The Top 5 Best Practices for Successful Workforce Analytics
Complexity in today’s workforce, new technology investments, economic pressures, talent as a competitive edge, aligning the people strategy with the business strategy and many other reasons are driving a change in HR to be information-savvy. This has turned workforce analytics to the hottest topic in the HR technology arena, but this change has also created confusion as to how best to proceed to make programs to implement workforce analytics successful. In this article I will speak to the five best practices for workforce analytics that, in my experience, have made organizations successful. Those of us in the HR world know that people are always the critical element to any initiative being successful, so I won’t touch on change management, executive sponsorship and the cultural elements which are also required for organizational success.
#1. Begin with the end in mind.
It was fabulous advice when Stephan R. Covey detailed this in his book, The Seven Habits of Highly Effective People. It remains great advice today and is especially relevant for workforce analytics projects. The challenge faced by those implementing or upgrading analytics is that analytics provide for many possible applications: delivering dashboards to executives, measuring the most important HR metrics, creating predictive models of future trends, improving turnover, and many more. Without a clear understanding of what you would like to measure, who will use the information, and what decisions will be made with the new analytics, the risk becomes failure to completely satisfy any one stakeholder’s expectations complete. Set clear goals for what the project will achieve, what it will not, and ensure these goals are clearly communicated.
#2. Deliver value at every step of the journey.

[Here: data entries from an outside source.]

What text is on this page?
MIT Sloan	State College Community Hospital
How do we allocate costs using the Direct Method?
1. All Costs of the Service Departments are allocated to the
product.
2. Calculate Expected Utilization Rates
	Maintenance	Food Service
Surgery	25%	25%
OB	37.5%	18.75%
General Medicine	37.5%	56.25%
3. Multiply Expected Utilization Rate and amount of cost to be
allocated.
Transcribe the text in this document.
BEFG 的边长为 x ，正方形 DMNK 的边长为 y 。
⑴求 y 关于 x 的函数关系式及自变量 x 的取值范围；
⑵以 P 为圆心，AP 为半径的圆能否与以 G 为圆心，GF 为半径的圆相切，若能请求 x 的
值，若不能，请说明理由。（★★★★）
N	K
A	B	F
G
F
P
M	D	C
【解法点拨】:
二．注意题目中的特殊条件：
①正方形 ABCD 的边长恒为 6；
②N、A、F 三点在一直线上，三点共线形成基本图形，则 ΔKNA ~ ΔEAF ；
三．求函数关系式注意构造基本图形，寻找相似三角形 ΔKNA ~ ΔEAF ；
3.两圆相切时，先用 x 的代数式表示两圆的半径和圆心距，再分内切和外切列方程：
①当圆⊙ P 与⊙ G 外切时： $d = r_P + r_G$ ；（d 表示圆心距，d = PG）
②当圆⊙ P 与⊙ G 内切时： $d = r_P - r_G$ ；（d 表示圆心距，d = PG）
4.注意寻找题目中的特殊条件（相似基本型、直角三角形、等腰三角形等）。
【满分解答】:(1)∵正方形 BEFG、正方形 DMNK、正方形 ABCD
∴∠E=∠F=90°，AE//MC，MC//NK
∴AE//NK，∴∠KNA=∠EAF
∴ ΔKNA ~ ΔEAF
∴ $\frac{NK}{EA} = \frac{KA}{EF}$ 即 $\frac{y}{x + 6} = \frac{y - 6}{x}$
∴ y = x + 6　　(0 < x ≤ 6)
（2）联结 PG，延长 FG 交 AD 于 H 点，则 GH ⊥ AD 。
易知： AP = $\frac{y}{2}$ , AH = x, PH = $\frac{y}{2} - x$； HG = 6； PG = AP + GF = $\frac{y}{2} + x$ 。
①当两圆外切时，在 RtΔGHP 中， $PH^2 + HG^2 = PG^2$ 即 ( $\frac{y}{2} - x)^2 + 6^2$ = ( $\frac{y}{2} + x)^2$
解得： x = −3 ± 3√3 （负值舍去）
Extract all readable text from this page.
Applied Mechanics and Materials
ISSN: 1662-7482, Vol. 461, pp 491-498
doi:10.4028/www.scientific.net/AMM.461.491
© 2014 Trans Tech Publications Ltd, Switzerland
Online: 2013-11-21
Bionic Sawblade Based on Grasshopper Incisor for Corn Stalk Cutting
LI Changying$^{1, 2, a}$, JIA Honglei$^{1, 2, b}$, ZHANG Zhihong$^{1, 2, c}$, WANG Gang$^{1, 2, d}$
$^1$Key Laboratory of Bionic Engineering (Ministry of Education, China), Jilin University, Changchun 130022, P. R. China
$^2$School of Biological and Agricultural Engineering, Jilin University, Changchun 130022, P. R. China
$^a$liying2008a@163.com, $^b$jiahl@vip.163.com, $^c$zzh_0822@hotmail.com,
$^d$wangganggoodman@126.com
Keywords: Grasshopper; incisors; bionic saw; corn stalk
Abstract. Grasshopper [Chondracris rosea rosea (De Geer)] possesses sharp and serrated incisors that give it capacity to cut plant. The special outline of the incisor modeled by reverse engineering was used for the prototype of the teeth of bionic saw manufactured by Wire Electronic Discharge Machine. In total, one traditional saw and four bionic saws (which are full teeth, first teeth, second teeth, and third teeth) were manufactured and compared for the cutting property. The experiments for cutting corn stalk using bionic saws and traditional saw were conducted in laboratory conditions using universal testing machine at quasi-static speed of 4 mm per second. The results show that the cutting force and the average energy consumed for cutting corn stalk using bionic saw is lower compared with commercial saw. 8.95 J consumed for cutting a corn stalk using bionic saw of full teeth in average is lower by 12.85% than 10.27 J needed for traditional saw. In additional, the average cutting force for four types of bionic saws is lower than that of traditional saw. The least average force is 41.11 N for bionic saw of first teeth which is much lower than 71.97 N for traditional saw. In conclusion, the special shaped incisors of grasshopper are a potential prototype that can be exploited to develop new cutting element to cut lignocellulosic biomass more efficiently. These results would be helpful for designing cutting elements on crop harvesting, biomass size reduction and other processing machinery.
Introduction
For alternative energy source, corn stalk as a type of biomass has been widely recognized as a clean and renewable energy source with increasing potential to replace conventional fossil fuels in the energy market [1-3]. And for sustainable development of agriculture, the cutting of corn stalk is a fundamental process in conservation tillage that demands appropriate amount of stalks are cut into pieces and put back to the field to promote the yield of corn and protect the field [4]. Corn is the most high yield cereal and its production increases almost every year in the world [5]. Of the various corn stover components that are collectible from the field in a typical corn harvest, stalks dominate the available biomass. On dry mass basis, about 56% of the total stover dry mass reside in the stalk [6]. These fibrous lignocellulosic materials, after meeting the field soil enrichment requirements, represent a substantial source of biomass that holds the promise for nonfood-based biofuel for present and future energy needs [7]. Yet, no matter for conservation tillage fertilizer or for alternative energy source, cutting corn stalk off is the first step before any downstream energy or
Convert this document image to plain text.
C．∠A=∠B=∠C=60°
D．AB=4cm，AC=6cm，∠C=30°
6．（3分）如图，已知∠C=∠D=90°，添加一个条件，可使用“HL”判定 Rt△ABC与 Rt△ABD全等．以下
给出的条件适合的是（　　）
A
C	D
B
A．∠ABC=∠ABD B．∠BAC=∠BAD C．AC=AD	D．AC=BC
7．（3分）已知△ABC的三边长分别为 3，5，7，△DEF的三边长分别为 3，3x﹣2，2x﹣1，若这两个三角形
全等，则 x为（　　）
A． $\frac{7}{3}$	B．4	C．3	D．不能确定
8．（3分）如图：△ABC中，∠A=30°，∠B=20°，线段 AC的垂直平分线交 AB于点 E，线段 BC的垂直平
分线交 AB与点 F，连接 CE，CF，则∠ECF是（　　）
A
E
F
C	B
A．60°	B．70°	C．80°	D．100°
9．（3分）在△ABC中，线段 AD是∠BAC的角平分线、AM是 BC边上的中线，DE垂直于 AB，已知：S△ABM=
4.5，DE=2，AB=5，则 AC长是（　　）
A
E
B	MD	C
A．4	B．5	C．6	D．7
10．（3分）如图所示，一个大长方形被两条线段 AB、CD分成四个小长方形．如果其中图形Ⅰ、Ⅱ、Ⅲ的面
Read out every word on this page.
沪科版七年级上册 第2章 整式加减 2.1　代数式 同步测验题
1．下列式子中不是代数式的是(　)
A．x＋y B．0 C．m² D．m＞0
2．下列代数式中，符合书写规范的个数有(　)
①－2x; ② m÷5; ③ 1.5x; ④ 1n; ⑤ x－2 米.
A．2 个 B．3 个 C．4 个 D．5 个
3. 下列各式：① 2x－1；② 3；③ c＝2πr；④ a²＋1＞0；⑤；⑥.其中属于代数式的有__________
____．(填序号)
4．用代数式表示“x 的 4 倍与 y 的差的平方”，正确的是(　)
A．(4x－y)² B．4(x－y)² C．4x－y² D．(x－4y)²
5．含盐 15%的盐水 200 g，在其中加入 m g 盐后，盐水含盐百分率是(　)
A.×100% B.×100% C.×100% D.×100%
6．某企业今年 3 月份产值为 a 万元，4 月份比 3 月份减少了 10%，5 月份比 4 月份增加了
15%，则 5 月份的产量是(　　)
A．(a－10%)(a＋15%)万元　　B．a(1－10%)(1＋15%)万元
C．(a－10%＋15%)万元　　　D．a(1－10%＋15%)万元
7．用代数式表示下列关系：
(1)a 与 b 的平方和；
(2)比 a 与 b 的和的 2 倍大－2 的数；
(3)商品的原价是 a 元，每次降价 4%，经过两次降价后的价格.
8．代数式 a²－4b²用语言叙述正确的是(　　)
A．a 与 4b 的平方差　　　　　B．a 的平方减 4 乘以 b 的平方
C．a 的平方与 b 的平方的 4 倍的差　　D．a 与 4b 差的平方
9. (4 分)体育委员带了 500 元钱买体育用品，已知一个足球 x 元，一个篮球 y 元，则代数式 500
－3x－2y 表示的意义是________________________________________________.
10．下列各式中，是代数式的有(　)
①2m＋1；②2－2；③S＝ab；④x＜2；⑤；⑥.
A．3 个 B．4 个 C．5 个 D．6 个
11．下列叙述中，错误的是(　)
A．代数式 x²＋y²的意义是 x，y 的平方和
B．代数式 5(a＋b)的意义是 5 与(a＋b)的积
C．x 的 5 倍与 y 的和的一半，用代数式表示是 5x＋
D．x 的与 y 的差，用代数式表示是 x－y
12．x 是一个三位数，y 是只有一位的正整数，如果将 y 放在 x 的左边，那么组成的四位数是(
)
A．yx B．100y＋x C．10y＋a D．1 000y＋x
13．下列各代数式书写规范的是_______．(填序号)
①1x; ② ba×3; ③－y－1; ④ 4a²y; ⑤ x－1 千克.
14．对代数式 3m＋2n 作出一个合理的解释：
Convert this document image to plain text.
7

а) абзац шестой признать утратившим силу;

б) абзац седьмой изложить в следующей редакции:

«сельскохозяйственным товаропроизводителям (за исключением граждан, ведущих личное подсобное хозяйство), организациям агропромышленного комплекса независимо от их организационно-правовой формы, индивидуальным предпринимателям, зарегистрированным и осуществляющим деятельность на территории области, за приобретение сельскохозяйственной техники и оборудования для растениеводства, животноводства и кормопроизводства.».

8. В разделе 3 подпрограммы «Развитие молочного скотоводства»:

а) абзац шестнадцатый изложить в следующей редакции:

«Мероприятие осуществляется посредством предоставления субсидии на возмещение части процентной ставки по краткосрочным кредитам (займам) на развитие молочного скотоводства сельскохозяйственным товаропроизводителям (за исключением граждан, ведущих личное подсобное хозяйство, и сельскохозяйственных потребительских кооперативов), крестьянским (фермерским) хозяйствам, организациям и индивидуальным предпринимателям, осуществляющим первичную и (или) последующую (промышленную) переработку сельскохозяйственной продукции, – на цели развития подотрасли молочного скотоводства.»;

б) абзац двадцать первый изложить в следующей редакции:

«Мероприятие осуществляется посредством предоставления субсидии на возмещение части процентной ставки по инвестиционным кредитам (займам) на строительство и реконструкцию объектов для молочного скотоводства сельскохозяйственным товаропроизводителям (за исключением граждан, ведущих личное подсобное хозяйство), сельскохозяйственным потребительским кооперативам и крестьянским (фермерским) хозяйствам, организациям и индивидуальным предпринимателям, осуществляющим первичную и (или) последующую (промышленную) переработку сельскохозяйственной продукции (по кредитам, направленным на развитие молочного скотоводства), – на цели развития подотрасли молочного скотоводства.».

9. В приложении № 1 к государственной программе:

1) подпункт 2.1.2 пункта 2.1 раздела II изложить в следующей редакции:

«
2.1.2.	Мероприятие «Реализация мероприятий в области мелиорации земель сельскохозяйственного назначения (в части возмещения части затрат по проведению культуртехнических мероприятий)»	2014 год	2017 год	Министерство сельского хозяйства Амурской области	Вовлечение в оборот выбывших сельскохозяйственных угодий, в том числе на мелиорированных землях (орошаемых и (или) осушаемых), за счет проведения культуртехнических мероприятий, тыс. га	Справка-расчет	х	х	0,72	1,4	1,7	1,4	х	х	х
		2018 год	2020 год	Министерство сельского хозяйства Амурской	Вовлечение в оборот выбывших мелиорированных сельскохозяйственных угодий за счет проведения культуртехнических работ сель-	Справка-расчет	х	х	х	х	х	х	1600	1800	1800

Ultimately, all analytics projects, workforce analytics included, will be journeys rather than destinations. Organizations cannot expect to take a single leap from no implementation and experience to advanced usage of predictive analytics and planning. Those that have tried to overreach often find themselves either with solutions they can’t use to full effect, or are burdened with changing project plans that lead to delay. Conversely those who have taken a stepwise approach can more clearly articulate and demonstrate tangible value the project has delivered. This creates many benefits including support for further projects, to more successful training and onboarding of users.
#3. Create transparency.
As the old adage goes, information wants to be free. Too often we question the sharing of information and seek means to lock it down, or seek to hoard it for ourselves. Certainly, organizations have sensitive data, especially employee data, and must be responsible for limiting access. The challenge is this is used to justify putting information only in executive’s hands, or HR holding too tight to the keys to the workforce data. The value of analytics is to make better, confident, fact-based decisions, but decisions are being made across the entire organization every day. The opportunity is to create a multiplier effect that sees better people decisions made throughout the organization by every people leader. The risk to limiting information sharing is the use of workforce analytics stagnates from limited usage and a lack of alignment or trust that comes from only sharing partial views of information. Challenge what can be shared, and work to create a culture that makes information based decisions.
#4. Simple is better.
One of my favorite quotes is from Mark Twain, "I didn’t have time to write a short letter, so I wrote a long one instead". It very elegantly captures the notion that simple is harder, and in analytics this is especially true. There is always more information, or different ways to show information. The danger with not simplifying is that information overload can be just as dangerous as information under-load as users struggle to understand what is meaningful. Always challenge what information is valuable, versus what information is interesting. What decisions will you make, or what actions will be taken with the information? If you can’t clearly state how the information will be used, then challenge the need to include it in your workforce analytics.
#5. Don’t ignore the technology.
As a technologist, I know this is easy for me to say, and I also know that many of my colleagues in HR struggle with this one. The key here is not that you have to be an expert, but that you don’t remove yourself from the technology discussion and decisions. There is nothing wrong with relying on experts to provide you with advice, but ultimately you have to ensure the technology will support the goals you are trying to achieve. Ask the curious questions and understand trade-offs that the different solutions may incur.
Take these best-practices for workforce analytics to heart and you too can become a leader in this new era of information-savvy human resources.